O primeiro trata do fato gerador da obrigação principal e está previsto no art. 114 do CTN: "fato gerador da obrigação principal é a situação definida em lei como necessária e suficiente à sua ocorrência".
Primeiramente, é possível identificar que o fato gerador da obrigação principal somente pode ser estabelecido por lei, conforme enfatiza o art. 97, inciso III, do CTN.
Sem a previsão legal, não se configurará o fato gerador. O requisito da legalidade é essencial para a própria constituição do fato gerador. Assim leciona Tavares (2009, p. 125): "inexistindo a completa e rigorosa subsunção do conceito do fato ao conceito da norma (descrição in abstracto da situação eleita como tributável), não se opera o nasci mento válido da obrigação tributária principal correspondente".
Assim, quando a situação descrita na lei (hipótese de incidência) materializar-se, ocorrerá a incidência do tributo, momento em que concretiza-se o fato gerador, fazendo nascer a obrigação tributária.

Considerações Finais

Como o tributo é uma prestação pecuniária compulsória, não é facultado ao sujeito passivo a escolha de pagar ou não um tributo. E ainda, pela exigência prevista no art. 150, I, da Constituição de 1988, sabe-se que o tributo só pode ser instituído ou majorado por lei.
Observou-se, outrossim, que a obrigação tributária é o vínculo obrigacional decorrente da relação jurídica de direito público existente entre o fisco e o contribuinte. Nasce com a ocorrência do fato gerador descrito em lei e, divide-se em obrigação principal e acessória, sendo que uma possui como objeto o pagamento de tributo ou penalidade pecuniária, extinguindo-se juntamente com o crédito dela decorrente; e a segunda caracteriza-se por tratar de prestações positivas ou negativas (fazer e não fazer) e na maioria dos casos elas não dependem de uma obrigação tributária principal.
Com efeito, após o nascimento da obrigação tributária, esta ainda não é exigível, pois, não se encontra revestida dos requisitos da liquidez e da certeza, motivo pelo qual é imprescindível o artifício do Lançamento Tributário, que apurará e quantificará matematicamente o valor da obrigação tributária, tornando-a um Crédito Tributário líquido, certo e exigível.


Referências

AMARO, Luciano. Direito Tributário Brasileiro. 11.ed. São Paulo: Saraiva, 2005.

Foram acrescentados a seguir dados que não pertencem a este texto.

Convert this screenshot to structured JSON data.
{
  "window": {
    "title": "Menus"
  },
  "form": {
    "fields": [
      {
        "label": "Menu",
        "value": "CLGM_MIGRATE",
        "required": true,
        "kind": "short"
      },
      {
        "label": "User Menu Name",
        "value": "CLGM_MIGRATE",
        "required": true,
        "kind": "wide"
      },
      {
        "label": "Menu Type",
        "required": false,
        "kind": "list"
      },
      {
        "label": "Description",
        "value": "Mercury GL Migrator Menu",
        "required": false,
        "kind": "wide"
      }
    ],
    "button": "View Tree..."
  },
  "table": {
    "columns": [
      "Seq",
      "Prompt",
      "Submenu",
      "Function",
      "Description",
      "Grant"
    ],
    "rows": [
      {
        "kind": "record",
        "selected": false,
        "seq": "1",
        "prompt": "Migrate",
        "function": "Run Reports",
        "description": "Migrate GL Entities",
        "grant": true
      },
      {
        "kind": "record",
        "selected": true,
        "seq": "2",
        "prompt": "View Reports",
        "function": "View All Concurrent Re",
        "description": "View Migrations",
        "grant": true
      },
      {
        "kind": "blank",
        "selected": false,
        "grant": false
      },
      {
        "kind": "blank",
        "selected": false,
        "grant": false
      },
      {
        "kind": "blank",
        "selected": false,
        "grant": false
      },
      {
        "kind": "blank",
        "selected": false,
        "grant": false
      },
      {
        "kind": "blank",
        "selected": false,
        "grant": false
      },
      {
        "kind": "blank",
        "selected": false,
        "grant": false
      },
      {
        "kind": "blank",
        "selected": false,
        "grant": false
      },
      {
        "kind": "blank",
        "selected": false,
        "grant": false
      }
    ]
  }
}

FERREIRA FILHO, Roberval Rocha; SILVA JUNIOR, João Gomes. Direito Tributário: teoria, jurisprudência e questões. Salvador: Podivm, 2007.

HARADA, Kiyoshi. Direito financeiro e tributário. 15 ed. São Paulo: Atlas, 2006.

JUND, Sérgio. Direito Financeiro e orçamento público. Rio de Janeiro: Elsevier, 2007.

PAULSEN, Leandro. Direito Tributário: constituição e código tributário à luz da doutrina e da jurisprudência. 9.ed. Porto Alegre: Livraria do Advogado, 2007.

SABBAG, Eduardo. Elementos do Direito Tributário. 5.ed. São Paulo: DPJ, 2004.

TAVARES, Alexandre Macedo. Fundamentos do Direito Tributário. 4.ed. São Paulo: Saraiva, 2009.